(NEW YORK) — A federal appeals court is set to hear arguments regarding an effort by the state of Kansas to reinstate rules that require its residents to present proof of U.S. citizenship at the Department of Motor Vehicles (DMV) when registering to vote.
The hearing, which will take place in Denver, Colorado, comes as a series of proposed voter ID laws are being considered or contested across the country prior to the presidential election in November. The Kansas law notably left thousands of residents who believed they had registered to vote while obtaining driver’s licenses ineligible to do so, angering civil rights groups.
The controversial law was struck down earlier this year by a U.S. District Court judge in Kansas City.
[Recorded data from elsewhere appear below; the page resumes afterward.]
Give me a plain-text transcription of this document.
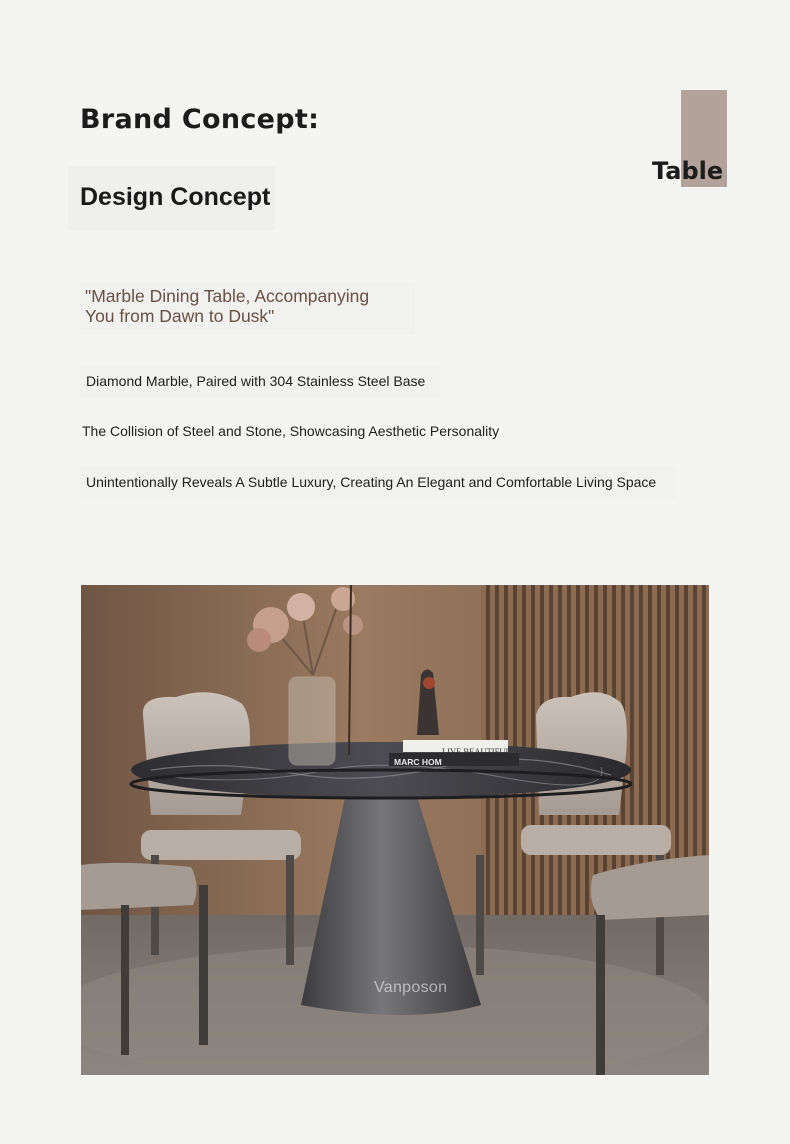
Brand Concept:
Table
Design Concept
"Marble Dining Table, Accompanying
You from Dawn to Dusk"
Diamond Marble, Paired with 304 Stainless Steel Base
The Collision of Steel and Stone, Showcasing Aesthetic Personality
Unintentionally Reveals A Subtle Luxury, Creating An Elegant and Comfortable Living Space
LIVE BEAUTIFUL
MARC HOM
Vanposon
The American Civil Liberties Union (ACLU), who sued the state in July, argued that the Kansas law is in conflict with the National Voter Registration Act, a federal law that was enacted to “enhance voting opportunities for every American,” according to the Department of Justice.
In North Carolina last month, federal judges overturned state voter ID laws, ruling that they were formed with “discriminatory intent” toward black voters. State officials then asked the U.S. Supreme Court to maintain the voter identification requirement and 10 days of early voting for the November election.
In Texas this month, a judge agreed to a proposal that will allow citizens without sufficient photo ID to still vote with a regular ballot.
A U.S. appeals court suspended a July 19 ruling by a federal judge that struck down parts of Wisconsin’s voter ID law.